Yerin didn’t answer.
Sora watched her face, then nodded as if confirming what she already knew.
“Fine,” Sora said. “Then we make sure you don’t look like bait.”
Yerin’s stomach dipped.
“Don’t say that word,” she muttered.
Sora’s eyes sharpened.
“They already did. You just don’t want to hear it.”
Yerin turned away, reaching for her mug.
Sora caught her wrist gently.
“Hey.”
Yerin paused.
Sora’s voice dropped.
“You’re not alone, okay?”
The word okay landed like a hand on her shoulder.
Yerin forced a breath.
“Okay,” she echoed, quieter.
Sora released her and began unpacking.
“Sit,” she commanded.
Yerin sat.
Sora’s fingers moved with the practiced efficiency of someone who had styled faces under pressure. She brushed Yerin’s hair into a soft, purposeful shape–not too sleek, not too messy. She dabbed concealer under her eyes and blended until Yerin’s exhaustion looked like “smoky depth” instead.

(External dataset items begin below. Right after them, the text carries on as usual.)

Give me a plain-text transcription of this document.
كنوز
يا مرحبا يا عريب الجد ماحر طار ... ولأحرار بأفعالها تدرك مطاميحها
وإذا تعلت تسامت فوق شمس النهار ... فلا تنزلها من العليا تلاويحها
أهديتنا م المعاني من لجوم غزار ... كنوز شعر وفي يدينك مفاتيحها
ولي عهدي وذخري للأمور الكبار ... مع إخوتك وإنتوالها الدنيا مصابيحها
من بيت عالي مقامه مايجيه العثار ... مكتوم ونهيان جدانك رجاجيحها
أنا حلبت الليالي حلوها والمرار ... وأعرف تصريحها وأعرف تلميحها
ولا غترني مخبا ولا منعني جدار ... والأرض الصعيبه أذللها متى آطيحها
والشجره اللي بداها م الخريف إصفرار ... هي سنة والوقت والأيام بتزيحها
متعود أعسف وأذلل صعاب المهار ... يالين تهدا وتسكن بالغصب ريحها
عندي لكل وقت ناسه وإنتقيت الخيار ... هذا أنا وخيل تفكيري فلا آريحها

“It’s insane,” Sora muttered, working. “How they think a boyfriend fixes the internet.”
“It doesn’t,” Yerin said.
Sora’s brush paused.
“Then why are you letting them?”
Yerin stared at the wall behind Sora’s shoulder.
“Because they’re right about one thing,” she said. “If I’m alone, they’ll come closer.”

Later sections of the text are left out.